A ce titre, le récit (particulièrement cocasse) de Paul dans lequel il évoque son enfance est assez éclairant. Sa mère l’aurait abandonné pour raisons politiques. Son père aurait abandonné le combat politique pour devenir informaticien… Tout cela amenant Paul en définitive à réaliser que, du fait d’un problème d’ordre génétique, il n’a pas d’âme.
En quelques lignes et à travers cette biographie et son insolite conclusion, Crimp raconte beaucoup sur la façon dont les idéaux d’extrême gauche des années 1960 et 1970 ont pris du plomb dans l’aile au tournant des années 1980 (les années « fric » Reagan/Thatcher), cette débandade culminant en 1989 avec la chute du bloc de l’Est, signant une soi-disant mort des idéologies, avant que le 11 septembre 2001 ne cristallise à nouveau un ennemi extérieur unique face au « monde libre » occidental.

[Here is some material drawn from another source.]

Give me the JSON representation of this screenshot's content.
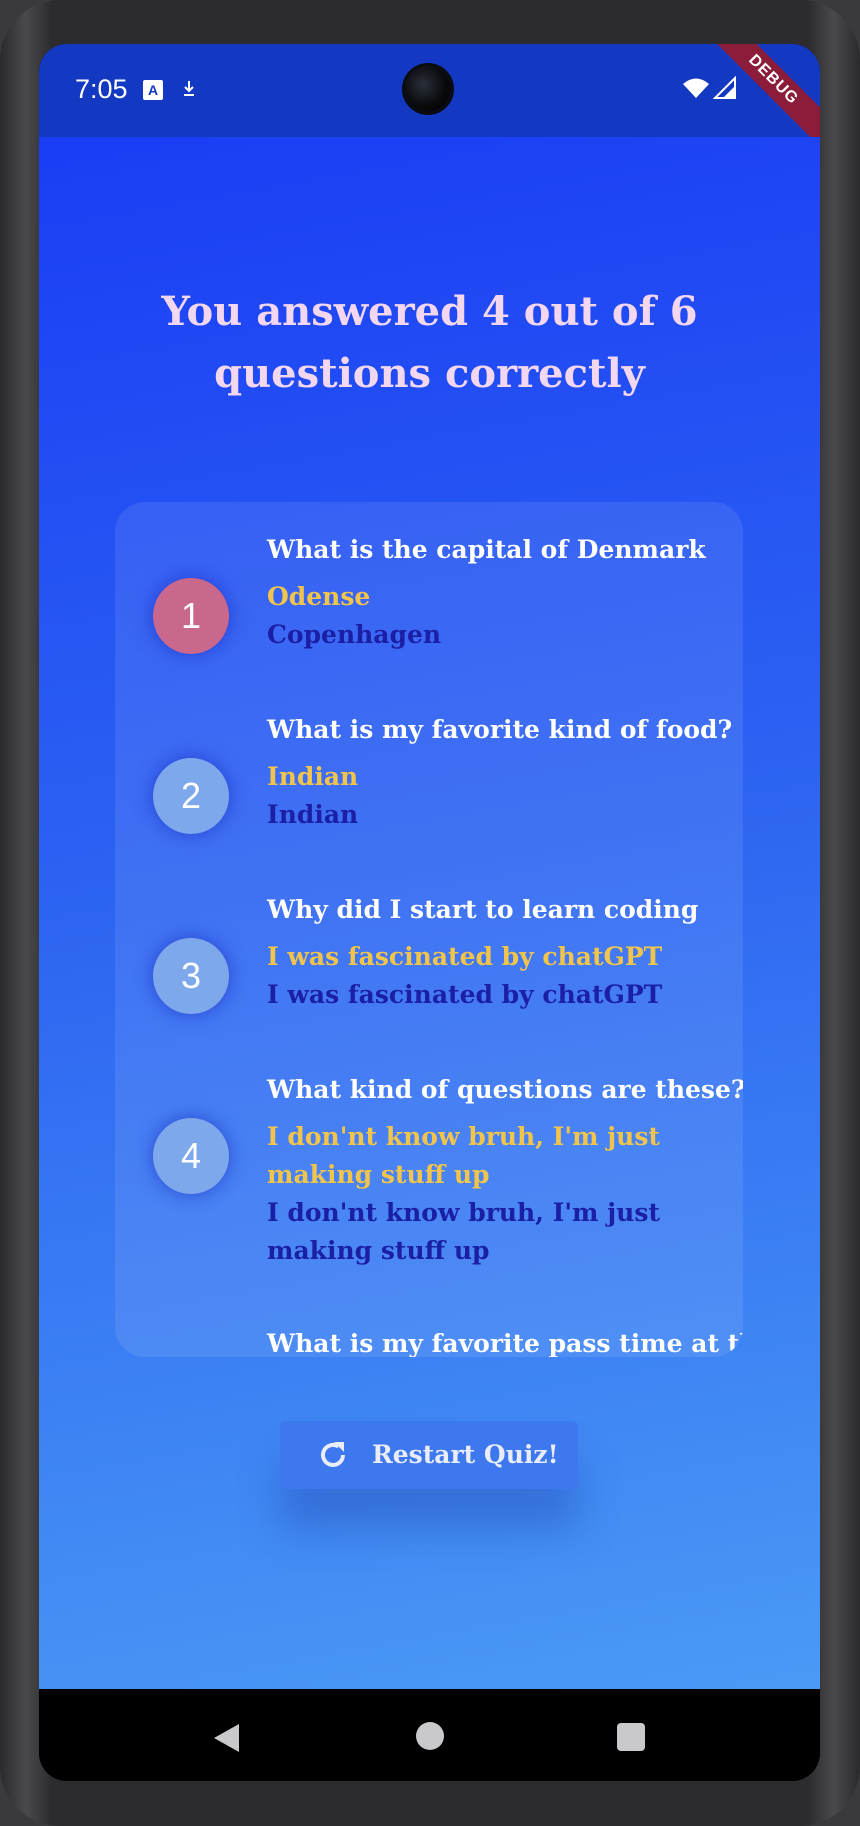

Alors qu’à l’aube des années 2020, les dirigeants de droite apparaissent comme pire encore que leurs prédécesseurs des années 1980 (Thatcher et Reagan ne font-elle et il pas figure d’enfants de chœur face à Johnson et Trump ?), la gauche radicale semble reprendre vigueur au sein des jeunes générations. Tilman (dans la trentaine) et Josefine (dans la vingtaine) ne semblent pourtant pas participer de ce renouveau. Tilman, entrepreneur d’une petite usine de meubles, est dénué de toute conscience politique. Le positionnement de Josefine est plus ambigu, mais ne s’inscrit visiblement pas dans la perspective d’un engagement quelconque. Les répliques qui ouvrent la deuxième séquence de la pièce donnent de Josefine et Tilman une représentation effrayante qui ne le cède en rien à celle de leurs aîné·es. Les jeunes gens donnent l’impression d’être relativement paumé·es, esclaves de leurs désirs et de leurs assuétudes :
JOSEFINE. On prenait beaucoup de drogues. On buvait énormément. On se réveillait et c’était déjà le soir. On faisait l’amour comme des dieux mais on était incapables de s’en souvenir.

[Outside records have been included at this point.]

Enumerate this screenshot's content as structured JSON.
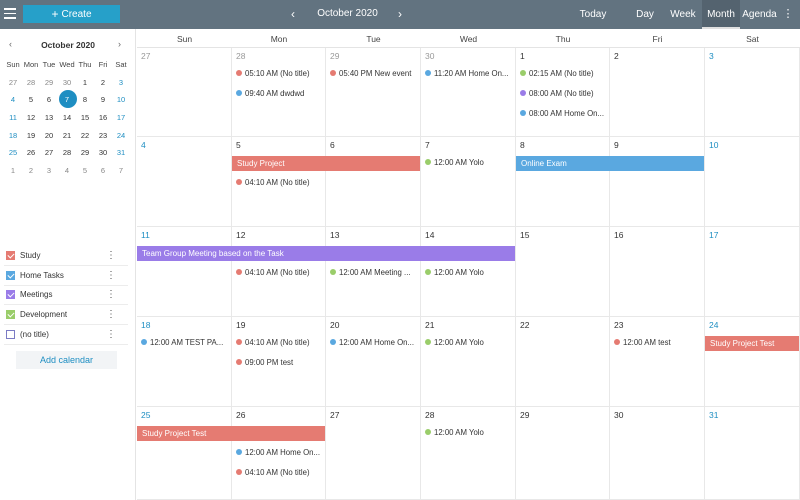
{
  "colors": {
    "topbar": "#627380",
    "accent": "#1e8ec2",
    "study": "#e57b72",
    "home_tasks": "#5aa8e0",
    "meetings": "#9a7ce8",
    "development": "#9acd6a",
    "no_title": "#7b7bc4",
    "create": "#26a0c9"
  },
  "topbar": {
    "create_label": "Create",
    "month_title": "October 2020",
    "prev_icon": "‹",
    "next_icon": "›",
    "today_label": "Today",
    "views": {
      "day": "Day",
      "week": "Week",
      "month": "Month",
      "agenda": "Agenda"
    },
    "active_view": "Month",
    "more_icon": "⋮"
  },
  "mini_calendar": {
    "title": "October 2020",
    "prev_icon": "‹",
    "next_icon": "›",
    "weekday_labels": [
      "Sun",
      "Mon",
      "Tue",
      "Wed",
      "Thu",
      "Fri",
      "Sat"
    ],
    "selected_day": "7",
    "weeks": [
      [
        {
          "d": "27",
          "m": "prev"
        },
        {
          "d": "28",
          "m": "prev"
        },
        {
          "d": "29",
          "m": "prev"
        },
        {
          "d": "30",
          "m": "prev"
        },
        {
          "d": "1",
          "m": "cur"
        },
        {
          "d": "2",
          "m": "cur"
        },
        {
          "d": "3",
          "m": "cur"
        }
      ],
      [
        {
          "d": "4",
          "m": "cur"
        },
        {
          "d": "5",
          "m": "cur"
        },
        {
          "d": "6",
          "m": "cur"
        },
        {
          "d": "7",
          "m": "cur"
        },
        {
          "d": "8",
          "m": "cur"
        },
        {
          "d": "9",
          "m": "cur"
        },
        {
          "d": "10",
          "m": "cur"
        }
      ],
      [
        {
          "d": "11",
          "m": "cur"
        },
        {
          "d": "12",
          "m": "cur"
        },
        {
          "d": "13",
          "m": "cur"
        },
        {
          "d": "14",
          "m": "cur"
        },
        {
          "d": "15",
          "m": "cur"
        },
        {
          "d": "16",
          "m": "cur"
        },
        {
          "d": "17",
          "m": "cur"
        }
      ],
      [
        {
          "d": "18",
          "m": "cur"
        },
        {
          "d": "19",
          "m": "cur"
        },
        {
          "d": "20",
          "m": "cur"
        },
        {
          "d": "21",
          "m": "cur"
        },
        {
          "d": "22",
          "m": "cur"
        },
        {
          "d": "23",
          "m": "cur"
        },
        {
          "d": "24",
          "m": "cur"
        }
      ],
      [
        {
          "d": "25",
          "m": "cur"
        },
        {
          "d": "26",
          "m": "cur"
        },
        {
          "d": "27",
          "m": "cur"
        },
        {
          "d": "28",
          "m": "cur"
        },
        {
          "d": "29",
          "m": "cur"
        },
        {
          "d": "30",
          "m": "cur"
        },
        {
          "d": "31",
          "m": "cur"
        }
      ],
      [
        {
          "d": "1",
          "m": "next"
        },
        {
          "d": "2",
          "m": "next"
        },
        {
          "d": "3",
          "m": "next"
        },
        {
          "d": "4",
          "m": "next"
        },
        {
          "d": "5",
          "m": "next"
        },
        {
          "d": "6",
          "m": "next"
        },
        {
          "d": "7",
          "m": "next"
        }
      ]
    ]
  },
  "calendars": [
    {
      "label": "Study",
      "color": "#e57b72",
      "checked": true
    },
    {
      "label": "Home Tasks",
      "color": "#5aa8e0",
      "checked": true
    },
    {
      "label": "Meetings",
      "color": "#9a7ce8",
      "checked": true
    },
    {
      "label": "Development",
      "color": "#9acd6a",
      "checked": true
    },
    {
      "label": "(no title)",
      "color": "#7b7bc4",
      "checked": false
    }
  ],
  "add_calendar_label": "Add calendar",
  "weekdays": [
    "Sun",
    "Mon",
    "Tue",
    "Wed",
    "Thu",
    "Fri",
    "Sat"
  ],
  "weeks": [
    {
      "days": [
        {
          "d": "27",
          "m": "prev"
        },
        {
          "d": "28",
          "m": "prev"
        },
        {
          "d": "29",
          "m": "prev"
        },
        {
          "d": "30",
          "m": "prev"
        },
        {
          "d": "1",
          "m": "cur"
        },
        {
          "d": "2",
          "m": "cur"
        },
        {
          "d": "3",
          "m": "cur"
        }
      ],
      "bars": [],
      "events": [
        {
          "col": 1,
          "row": 0,
          "time": "05:10 AM",
          "title": "(No title)",
          "color": "#e57b72"
        },
        {
          "col": 1,
          "row": 1,
          "time": "09:40 AM",
          "title": "dwdwd",
          "color": "#5aa8e0"
        },
        {
          "col": 2,
          "row": 0,
          "time": "05:40 PM",
          "title": "New event",
          "color": "#e57b72"
        },
        {
          "col": 3,
          "row": 0,
          "time": "11:20 AM",
          "title": "Home On...",
          "color": "#5aa8e0"
        },
        {
          "col": 4,
          "row": 0,
          "time": "02:15 AM",
          "title": "(No title)",
          "color": "#9acd6a"
        },
        {
          "col": 4,
          "row": 1,
          "time": "08:00 AM",
          "title": "(No title)",
          "color": "#9a7ce8"
        },
        {
          "col": 4,
          "row": 2,
          "time": "08:00 AM",
          "title": "Home On...",
          "color": "#5aa8e0"
        }
      ]
    },
    {
      "days": [
        {
          "d": "4",
          "m": "cur"
        },
        {
          "d": "5",
          "m": "cur"
        },
        {
          "d": "6",
          "m": "cur"
        },
        {
          "d": "7",
          "m": "cur"
        },
        {
          "d": "8",
          "m": "cur"
        },
        {
          "d": "9",
          "m": "cur"
        },
        {
          "d": "10",
          "m": "cur"
        }
      ],
      "bars": [
        {
          "start": 1,
          "span": 2,
          "title": "Study Project",
          "color": "#e57b72"
        },
        {
          "start": 4,
          "span": 2,
          "title": "Online Exam",
          "color": "#5aa8e0"
        }
      ],
      "events": [
        {
          "col": 1,
          "row": 1,
          "time": "04:10 AM",
          "title": "(No title)",
          "color": "#e57b72"
        },
        {
          "col": 3,
          "row": 0,
          "time": "12:00 AM",
          "title": "Yolo",
          "color": "#9acd6a"
        }
      ]
    },
    {
      "days": [
        {
          "d": "11",
          "m": "cur"
        },
        {
          "d": "12",
          "m": "cur"
        },
        {
          "d": "13",
          "m": "cur"
        },
        {
          "d": "14",
          "m": "cur"
        },
        {
          "d": "15",
          "m": "cur"
        },
        {
          "d": "16",
          "m": "cur"
        },
        {
          "d": "17",
          "m": "cur"
        }
      ],
      "bars": [
        {
          "start": 0,
          "span": 4,
          "title": "Team Group Meeting based on the Task",
          "color": "#9a7ce8"
        }
      ],
      "events": [
        {
          "col": 1,
          "row": 1,
          "time": "04:10 AM",
          "title": "(No title)",
          "color": "#e57b72"
        },
        {
          "col": 2,
          "row": 1,
          "time": "12:00 AM",
          "title": "Meeting ...",
          "color": "#9acd6a"
        },
        {
          "col": 3,
          "row": 1,
          "time": "12:00 AM",
          "title": "Yolo",
          "color": "#9acd6a"
        }
      ]
    },
    {
      "days": [
        {
          "d": "18",
          "m": "cur"
        },
        {
          "d": "19",
          "m": "cur"
        },
        {
          "d": "20",
          "m": "cur"
        },
        {
          "d": "21",
          "m": "cur"
        },
        {
          "d": "22",
          "m": "cur"
        },
        {
          "d": "23",
          "m": "cur"
        },
        {
          "d": "24",
          "m": "cur"
        }
      ],
      "bars": [
        {
          "start": 6,
          "span": 1,
          "title": "Study Project Test",
          "color": "#e57b72"
        }
      ],
      "events": [
        {
          "col": 0,
          "row": 0,
          "time": "12:00 AM",
          "title": "TEST PA...",
          "color": "#5aa8e0"
        },
        {
          "col": 1,
          "row": 0,
          "time": "04:10 AM",
          "title": "(No title)",
          "color": "#e57b72"
        },
        {
          "col": 1,
          "row": 1,
          "time": "09:00 PM",
          "title": "test",
          "color": "#e57b72"
        },
        {
          "col": 2,
          "row": 0,
          "time": "12:00 AM",
          "title": "Home On...",
          "color": "#5aa8e0"
        },
        {
          "col": 3,
          "row": 0,
          "time": "12:00 AM",
          "title": "Yolo",
          "color": "#9acd6a"
        },
        {
          "col": 5,
          "row": 0,
          "time": "12:00 AM",
          "title": "test",
          "color": "#e57b72"
        }
      ]
    },
    {
      "days": [
        {
          "d": "25",
          "m": "cur"
        },
        {
          "d": "26",
          "m": "cur"
        },
        {
          "d": "27",
          "m": "cur"
        },
        {
          "d": "28",
          "m": "cur"
        },
        {
          "d": "29",
          "m": "cur"
        },
        {
          "d": "30",
          "m": "cur"
        },
        {
          "d": "31",
          "m": "cur"
        }
      ],
      "bars": [
        {
          "start": 0,
          "span": 2,
          "title": "Study Project Test",
          "color": "#e57b72"
        }
      ],
      "events": [
        {
          "col": 1,
          "row": 1,
          "time": "12:00 AM",
          "title": "Home On...",
          "color": "#5aa8e0"
        },
        {
          "col": 1,
          "row": 2,
          "time": "04:10 AM",
          "title": "(No title)",
          "color": "#e57b72"
        },
        {
          "col": 3,
          "row": 0,
          "time": "12:00 AM",
          "title": "Yolo",
          "color": "#9acd6a"
        }
      ]
    }
  ]
}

PAUL. Alors comment est-ce que vous pouviez –
JOSEFINE. Comment on pouvait le savoir ? Eh bien nos amis prenaient des photos.

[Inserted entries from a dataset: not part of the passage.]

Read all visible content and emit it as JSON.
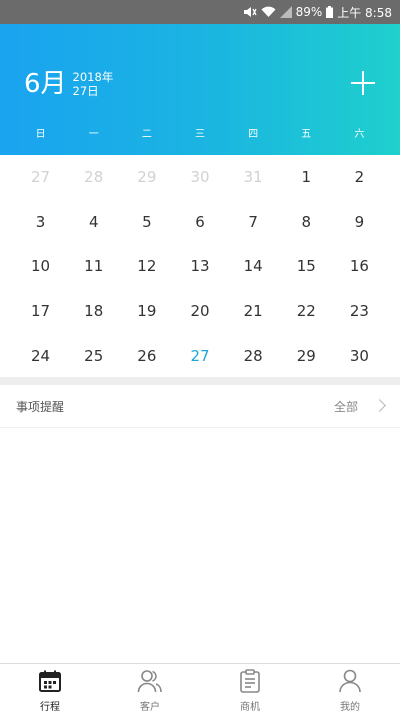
{
  "status_bar": {
    "battery": "89%",
    "time": "上午 8:58"
  },
  "header": {
    "month": "6月",
    "year": "2018年",
    "day": "27日"
  },
  "weekdays": [
    "日",
    "一",
    "二",
    "三",
    "四",
    "五",
    "六"
  ],
  "calendar": {
    "weeks": [
      [
        {
          "d": "27",
          "s": "muted"
        },
        {
          "d": "28",
          "s": "muted"
        },
        {
          "d": "29",
          "s": "muted"
        },
        {
          "d": "30",
          "s": "muted"
        },
        {
          "d": "31",
          "s": "muted"
        },
        {
          "d": "1",
          "s": ""
        },
        {
          "d": "2",
          "s": ""
        }
      ],
      [
        {
          "d": "3",
          "s": ""
        },
        {
          "d": "4",
          "s": ""
        },
        {
          "d": "5",
          "s": ""
        },
        {
          "d": "6",
          "s": ""
        },
        {
          "d": "7",
          "s": ""
        },
        {
          "d": "8",
          "s": ""
        },
        {
          "d": "9",
          "s": ""
        }
      ],
      [
        {
          "d": "10",
          "s": ""
        },
        {
          "d": "11",
          "s": ""
        },
        {
          "d": "12",
          "s": ""
        },
        {
          "d": "13",
          "s": ""
        },
        {
          "d": "14",
          "s": ""
        },
        {
          "d": "15",
          "s": ""
        },
        {
          "d": "16",
          "s": ""
        }
      ],
      [
        {
          "d": "17",
          "s": ""
        },
        {
          "d": "18",
          "s": ""
        },
        {
          "d": "19",
          "s": ""
        },
        {
          "d": "20",
          "s": ""
        },
        {
          "d": "21",
          "s": ""
        },
        {
          "d": "22",
          "s": ""
        },
        {
          "d": "23",
          "s": ""
        }
      ],
      [
        {
          "d": "24",
          "s": ""
        },
        {
          "d": "25",
          "s": ""
        },
        {
          "d": "26",
          "s": ""
        },
        {
          "d": "27",
          "s": "today"
        },
        {
          "d": "28",
          "s": ""
        },
        {
          "d": "29",
          "s": ""
        },
        {
          "d": "30",
          "s": ""
        }
      ]
    ]
  },
  "reminder": {
    "title": "事项提醒",
    "all": "全部"
  },
  "tabs": [
    {
      "label": "行程",
      "icon": "calendar-icon",
      "active": true
    },
    {
      "label": "客户",
      "icon": "customers-icon",
      "active": false
    },
    {
      "label": "商机",
      "icon": "clipboard-icon",
      "active": false
    },
    {
      "label": "我的",
      "icon": "profile-icon",
      "active": false
    }
  ],
  "colors": {
    "header_start": "#1aa3f0",
    "header_end": "#1fd0cd",
    "today": "#1ba8d8",
    "muted": "#d2d2d2"
  }
}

Cette dernière et saisissante réplique inscrit immédiatement la relation entre les deux jeunes gens dans la perspective très actuelle d’une intimité amnésique qui ne peut laisser de traces dans la conscience qu’à travers sa capture par l’image.
Le tableau dressé par Crimp semble bien sombre, entre ces aîné·es ayant renoncé à toute conscience politique et ces jeunes pour qui une telle expression ne prend même aucun sens…
Si Crimp n’offre pas de solutions aux énigmes terrifiantes qu’il produit – il avoue d’ailleurs lui-même ne pas être en mesure de le faire, considérant que ce n’est pas son « job » -, s’il fait preuve d’un humour mordant, souvent noir, il ne doit toutefois pas pour autant être considéré comme un auteur cynique. Quoi de moins cynique que d’attirer l’attention de ses contemporain·es sur les effets dévastateurs qu’exercent sur elles·eux des sociétés dominées par l’obsession du profit, des sociétés qui peu à peu réduisent l’être humain à un rôle de prédateur ou de proie, dans une absence quasi totale d’empathie.
Et si cette dramaturgie explore la face sombre de nos existences, elle le fait sous une forme extrêmement stimulante qui appelle à une vitalité aiguë de la part des interprètes. Les textes de Crimp sont, sur un plan théâtral, de véritables machines de guerre, des partitions jouissives composées avec une rare science du rythme, dans une alternance de répliques courtes et de tirades ciselées construites comme des solos de jazz, qu’il convient d’appréhender avec précision et rigueur, afin dans un second temps de laisser libre court à la fantaisie et à la folie nécessaires à l’interprétation de ce théâtre singulier.